Right now if you were to check your credit report it, for the most part, will consist of negative information (defaults, bankruptcies etc). CCR will introduce more data on your credit report as the regime will allow credit providers (banks & lenders) to share more of your data with a credit bureau (i.e Equifax). Ultimately, this will provide a more complete picture of your situation, allowing credit providers to better match the credit you applied for to your circumstances. In February 2018, NAB were the first major bank to start participating in CCR in a phased roll out. From 1 July 2018 the big four banks will be required to share 50% of your credit data (they can choose which data to share) within 90 days with credit bureaus and by 1 July 2019 this will increased to 100%. 

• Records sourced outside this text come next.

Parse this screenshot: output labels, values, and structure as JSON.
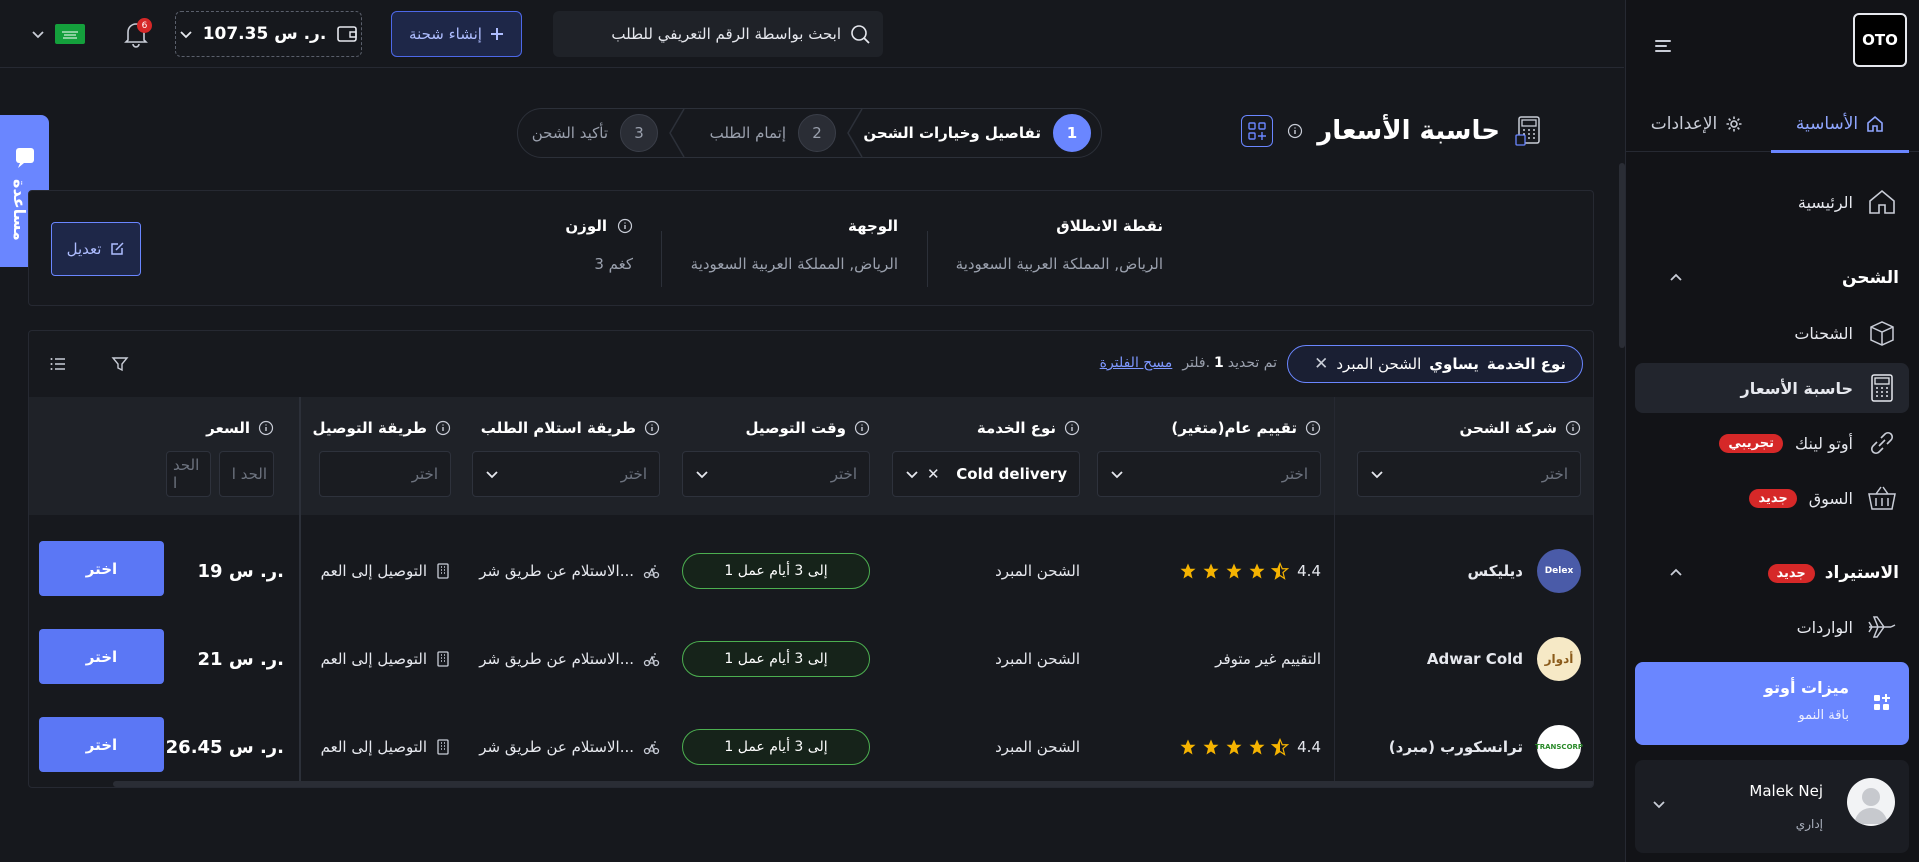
{
  "brand": {
    "logo_text": "OTO"
  },
  "sidebar": {
    "tabs": [
      {
        "label": "الأساسية",
        "icon": "home-icon",
        "active": true
      },
      {
        "label": "الإعدادات",
        "icon": "gear-icon",
        "active": false
      }
    ],
    "items": [
      {
        "label": "الرئيسية",
        "icon": "house-icon"
      },
      {
        "label": "الشحنات",
        "icon": "box-icon"
      },
      {
        "label": "حاسبة الأسعار",
        "icon": "calculator-icon",
        "active": true
      },
      {
        "label": "أوتو لينك",
        "icon": "link-icon",
        "badge": "تجريبي"
      },
      {
        "label": "السوق",
        "icon": "basket-icon",
        "badge": "جديد"
      },
      {
        "label": "الواردات",
        "icon": "plane-icon"
      }
    ],
    "sections": {
      "shipping": "الشحن",
      "import": "الاستيراد",
      "import_badge": "جديد"
    },
    "features_card": {
      "title": "ميزات أوتو",
      "subtitle": "باقة النمو"
    },
    "user": {
      "name": "Malek Nej",
      "role": "إداري"
    }
  },
  "topbar": {
    "search_placeholder": "ابحث بواسطة الرقم التعريفي للطلب",
    "create_label": "إنشاء شحنة",
    "wallet_balance": "107.35 ر. س.",
    "notification_count": "6"
  },
  "help": {
    "label": "مساعدة"
  },
  "page": {
    "title": "حاسبة الأسعار",
    "steps": [
      {
        "num": "1",
        "label": "تفاصيل وخيارات الشحن",
        "active": true
      },
      {
        "num": "2",
        "label": "إتمام الطلب",
        "active": false
      },
      {
        "num": "3",
        "label": "تأكيد الشحن",
        "active": false
      }
    ]
  },
  "route": {
    "origin_label": "نقطة الانطلاق",
    "origin_value": "الرياض, المملكة العربية السعودية",
    "destination_label": "الوجهة",
    "destination_value": "الرياض, المملكة العربية السعودية",
    "weight_label": "الوزن",
    "weight_value": "3 كغم",
    "edit_label": "تعديل"
  },
  "filters": {
    "chip_key": "نوع الخدمة",
    "chip_op": "يساوي",
    "chip_value": "الشحن المبرد",
    "info_pre": "تم تحديد",
    "info_count": "1",
    "info_post": "فلتر.",
    "clear_label": "مسح الفلترة"
  },
  "table": {
    "columns": {
      "carrier": "شركة الشحن",
      "rating": "تقييم عام(متغير)",
      "service": "نوع الخدمة",
      "delivery_time": "وقت التوصيل",
      "pickup": "طريقة استلام الطلب",
      "delivery_method": "طريقة التوصيل",
      "price": "السعر"
    },
    "placeholders": {
      "choose": "اختر",
      "min": "الحد ا",
      "max": "الحد ا"
    },
    "service_filter_value": "Cold delivery",
    "rows": [
      {
        "carrier": "ديليكس",
        "logo_text": "Delex",
        "logo_color": "#4a5ba8",
        "rating_text": "4.4",
        "stars": 4.5,
        "service": "الشحن المبرد",
        "time": "1 إلى 3 أيام عمل",
        "pickup": "الاستلام عن طريق شر...",
        "delivery": "التوصيل إلى العم",
        "price": "19 ر. س.",
        "action": "اختر"
      },
      {
        "carrier": "Adwar Cold",
        "logo_text": "أدوار",
        "logo_color": "#f6e9c6",
        "rating_text": "التقييم غير متوفر",
        "stars": 0,
        "service": "الشحن المبرد",
        "time": "1 إلى 3 أيام عمل",
        "pickup": "الاستلام عن طريق شر...",
        "delivery": "التوصيل إلى العم",
        "price": "21 ر. س.",
        "action": "اختر"
      },
      {
        "carrier": "ترانسكورب (مبرد)",
        "logo_text": "TRANSCORP",
        "logo_color": "#ffffff",
        "rating_text": "4.4",
        "stars": 4.5,
        "service": "الشحن المبرد",
        "time": "1 إلى 3 أيام عمل",
        "pickup": "الاستلام عن طريق شر...",
        "delivery": "التوصيل إلى العم",
        "price": "26.45 ر. س.",
        "action": "اختر"
      }
    ]
  },
  "colors": {
    "accent": "#6a86ff",
    "badge_red": "#d62828",
    "star": "#f5b301",
    "pill_border": "#4caf50"
  }
}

Why should you be aware of CCR?

It’s important that you’re aware of these changes as they affect what’s shown on your credit report and what information can be accessed by credit providers about your credit history. Ultimately you may see a change in your credit score as this additional information is added to your credit report (your credit score is generated based on the information in your credit report). These changes are designed to deliver better outcomes for customers as it will increase competition throughout the financial market.

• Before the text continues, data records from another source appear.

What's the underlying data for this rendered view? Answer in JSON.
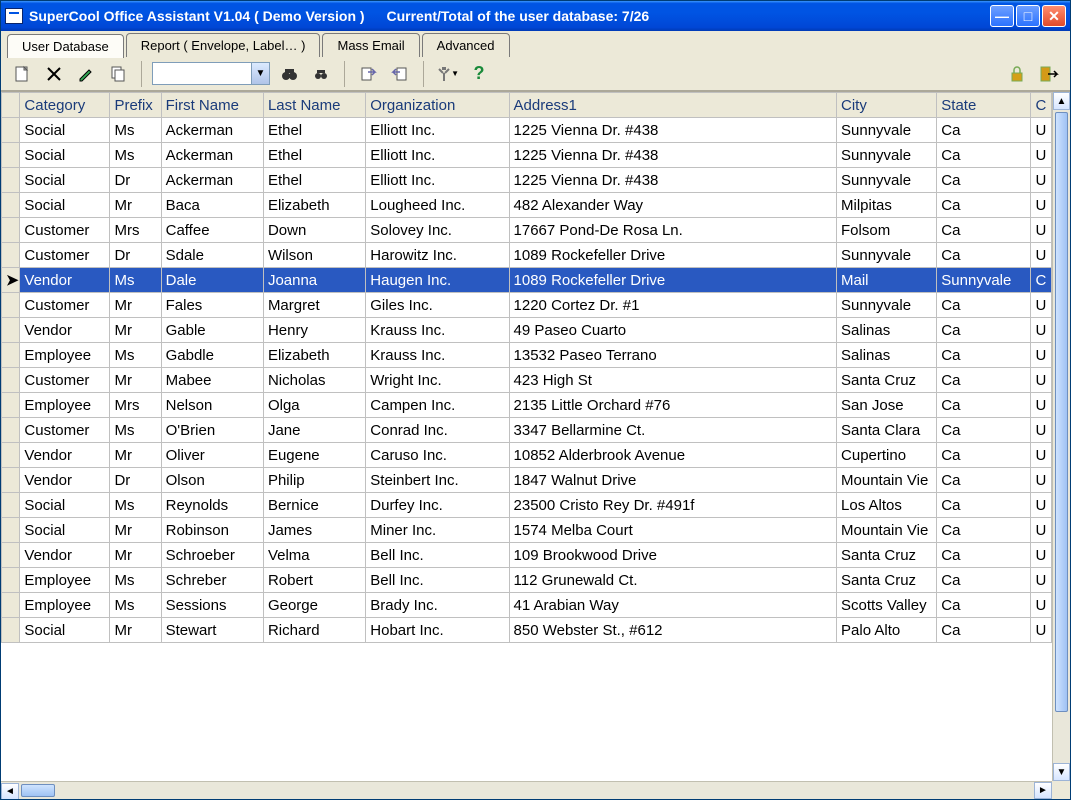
{
  "title": {
    "app": "SuperCool Office Assistant V1.04  ( Demo Version )",
    "counter_label": "Current/Total of the user database:",
    "counter_value": "7/26"
  },
  "tabs": [
    {
      "label": "User Database",
      "active": true
    },
    {
      "label": "Report ( Envelope, Label… )",
      "active": false
    },
    {
      "label": "Mass Email",
      "active": false
    },
    {
      "label": "Advanced",
      "active": false
    }
  ],
  "toolbar": {
    "new": "new-document-icon",
    "delete": "delete-icon",
    "edit": "edit-icon",
    "copy": "copy-icon",
    "filter_value": "",
    "find": "find-icon",
    "findnext": "find-next-icon",
    "import": "import-icon",
    "export": "export-icon",
    "tools": "tools-icon",
    "help": "help-icon",
    "lock": "lock-icon",
    "exit": "exit-icon"
  },
  "columns": [
    "Category",
    "Prefix",
    "First Name",
    "Last Name",
    "Organization",
    "Address1",
    "City",
    "State",
    "C"
  ],
  "rows": [
    {
      "Category": "Social",
      "Prefix": "Ms",
      "First Name": "Ackerman",
      "Last Name": "Ethel",
      "Organization": "Elliott Inc.",
      "Address1": "1225 Vienna Dr. #438",
      "City": "Sunnyvale",
      "State": "Ca",
      "C": "U"
    },
    {
      "Category": "Social",
      "Prefix": "Ms",
      "First Name": "Ackerman",
      "Last Name": "Ethel",
      "Organization": "Elliott Inc.",
      "Address1": "1225 Vienna Dr. #438",
      "City": "Sunnyvale",
      "State": "Ca",
      "C": "U"
    },
    {
      "Category": "Social",
      "Prefix": "Dr",
      "First Name": "Ackerman",
      "Last Name": "Ethel",
      "Organization": "Elliott Inc.",
      "Address1": "1225 Vienna Dr. #438",
      "City": "Sunnyvale",
      "State": "Ca",
      "C": "U"
    },
    {
      "Category": "Social",
      "Prefix": "Mr",
      "First Name": "Baca",
      "Last Name": "Elizabeth",
      "Organization": "Lougheed Inc.",
      "Address1": "482 Alexander Way",
      "City": "Milpitas",
      "State": "Ca",
      "C": "U"
    },
    {
      "Category": "Customer",
      "Prefix": "Mrs",
      "First Name": "Caffee",
      "Last Name": "Down",
      "Organization": "Solovey Inc.",
      "Address1": "17667 Pond-De Rosa Ln.",
      "City": "Folsom",
      "State": "Ca",
      "C": "U"
    },
    {
      "Category": "Customer",
      "Prefix": "Dr",
      "First Name": "Sdale",
      "Last Name": "Wilson",
      "Organization": "Harowitz Inc.",
      "Address1": "1089 Rockefeller Drive",
      "City": "Sunnyvale",
      "State": "Ca",
      "C": "U"
    },
    {
      "Category": "Vendor",
      "Prefix": "Ms",
      "First Name": "Dale",
      "Last Name": "Joanna",
      "Organization": "Haugen Inc.",
      "Address1": "1089 Rockefeller Drive",
      "City": "Mail",
      "State": "Sunnyvale",
      "C": "C",
      "selected": true
    },
    {
      "Category": "Customer",
      "Prefix": "Mr",
      "First Name": "Fales",
      "Last Name": "Margret",
      "Organization": "Giles Inc.",
      "Address1": "1220 Cortez Dr. #1",
      "City": "Sunnyvale",
      "State": "Ca",
      "C": "U"
    },
    {
      "Category": "Vendor",
      "Prefix": "Mr",
      "First Name": "Gable",
      "Last Name": "Henry",
      "Organization": "Krauss Inc.",
      "Address1": "49 Paseo Cuarto",
      "City": "Salinas",
      "State": "Ca",
      "C": "U"
    },
    {
      "Category": "Employee",
      "Prefix": "Ms",
      "First Name": "Gabdle",
      "Last Name": "Elizabeth",
      "Organization": "Krauss Inc.",
      "Address1": "13532 Paseo Terrano",
      "City": "Salinas",
      "State": "Ca",
      "C": "U"
    },
    {
      "Category": "Customer",
      "Prefix": "Mr",
      "First Name": "Mabee",
      "Last Name": "Nicholas",
      "Organization": "Wright Inc.",
      "Address1": "423 High St",
      "City": "Santa Cruz",
      "State": "Ca",
      "C": "U"
    },
    {
      "Category": "Employee",
      "Prefix": "Mrs",
      "First Name": "Nelson",
      "Last Name": "Olga",
      "Organization": "Campen Inc.",
      "Address1": "2135 Little Orchard #76",
      "City": "San Jose",
      "State": "Ca",
      "C": "U"
    },
    {
      "Category": "Customer",
      "Prefix": "Ms",
      "First Name": "O'Brien",
      "Last Name": "Jane",
      "Organization": "Conrad Inc.",
      "Address1": "3347 Bellarmine Ct.",
      "City": "Santa Clara",
      "State": "Ca",
      "C": "U"
    },
    {
      "Category": "Vendor",
      "Prefix": "Mr",
      "First Name": "Oliver",
      "Last Name": "Eugene",
      "Organization": "Caruso Inc.",
      "Address1": "10852 Alderbrook Avenue",
      "City": "Cupertino",
      "State": "Ca",
      "C": "U"
    },
    {
      "Category": "Vendor",
      "Prefix": "Dr",
      "First Name": "Olson",
      "Last Name": "Philip",
      "Organization": "Steinbert Inc.",
      "Address1": "1847 Walnut Drive",
      "City": "Mountain Vie",
      "State": "Ca",
      "C": "U"
    },
    {
      "Category": "Social",
      "Prefix": "Ms",
      "First Name": "Reynolds",
      "Last Name": "Bernice",
      "Organization": "Durfey Inc.",
      "Address1": "23500 Cristo Rey Dr. #491f",
      "City": "Los Altos",
      "State": "Ca",
      "C": "U"
    },
    {
      "Category": "Social",
      "Prefix": "Mr",
      "First Name": "Robinson",
      "Last Name": "James",
      "Organization": "Miner Inc.",
      "Address1": "1574 Melba Court",
      "City": "Mountain Vie",
      "State": "Ca",
      "C": "U"
    },
    {
      "Category": "Vendor",
      "Prefix": "Mr",
      "First Name": "Schroeber",
      "Last Name": "Velma",
      "Organization": "Bell Inc.",
      "Address1": "109 Brookwood Drive",
      "City": "Santa Cruz",
      "State": "Ca",
      "C": "U"
    },
    {
      "Category": "Employee",
      "Prefix": "Ms",
      "First Name": "Schreber",
      "Last Name": "Robert",
      "Organization": "Bell Inc.",
      "Address1": "112 Grunewald Ct.",
      "City": "Santa Cruz",
      "State": "Ca",
      "C": "U"
    },
    {
      "Category": "Employee",
      "Prefix": "Ms",
      "First Name": "Sessions",
      "Last Name": "George",
      "Organization": "Brady Inc.",
      "Address1": "41 Arabian Way",
      "City": "Scotts Valley",
      "State": "Ca",
      "C": "U"
    },
    {
      "Category": "Social",
      "Prefix": "Mr",
      "First Name": "Stewart",
      "Last Name": "Richard",
      "Organization": "Hobart Inc.",
      "Address1": "850 Webster St., #612",
      "City": "Palo Alto",
      "State": "Ca",
      "C": "U"
    }
  ]
}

So what additional information will be added to my credit report?

Comprehensive Credit Reporting will introduce more data that reflects positive credit behaviour. For example, more information will be available on your payment behaviour, making it easier for credit providers (i.e banks & lenders) to better match the credit you applied for to your needs & circumstances. This is will mean your credit report may show the following information on accounts like credit cards, home loans and personal loans:

  • Credit account history: 
    • Type of credit account (credit card, personal loan etc)
    • Date the credit account was opened
    • Current credit limit
    • Account closed date
  • Repayment history: your loan repayment history over a period of 2 years (24 months) including any late or defaulted repayments you may have received and the date you paid the default in full.

How might this benefit you?

As more CCR information is available to be shared by lenders, it can ultimately drive market competition and result in lenders offering a better deal based on your unique credit circumstances. In short you could be rewarded for a good credit score with a lower interest rate. Some of our partners already do this in the market, i.e tailoring their personal loan rates to your unique score, take a look for yourself here. Your credit score may also change (in a good way) as the additional data (i.e showing that you're paying your bills on time) may positively influence it. 

While these changes are still taking place in the Australian financial market, it is not an entirely new concept. CCR is already common practice in the United States and the United Kingdom, we are simply catching up.

Is there anything I need to do?

No. The changes will take some time as credit providers that are allowed to use CCR, may adopt it at different times. In the meanwhile it's a good idea to monitor your score closely and/or check your credit report.

Disclaimer: The information contained in this article is general in nature and does not take into account your personal objectives, financial situation or needs. Therefore, you should consider whether the information is appropriate to your circumstance before acting on it, and where appropriate, seek professional advice from a finance professional such as an adviser.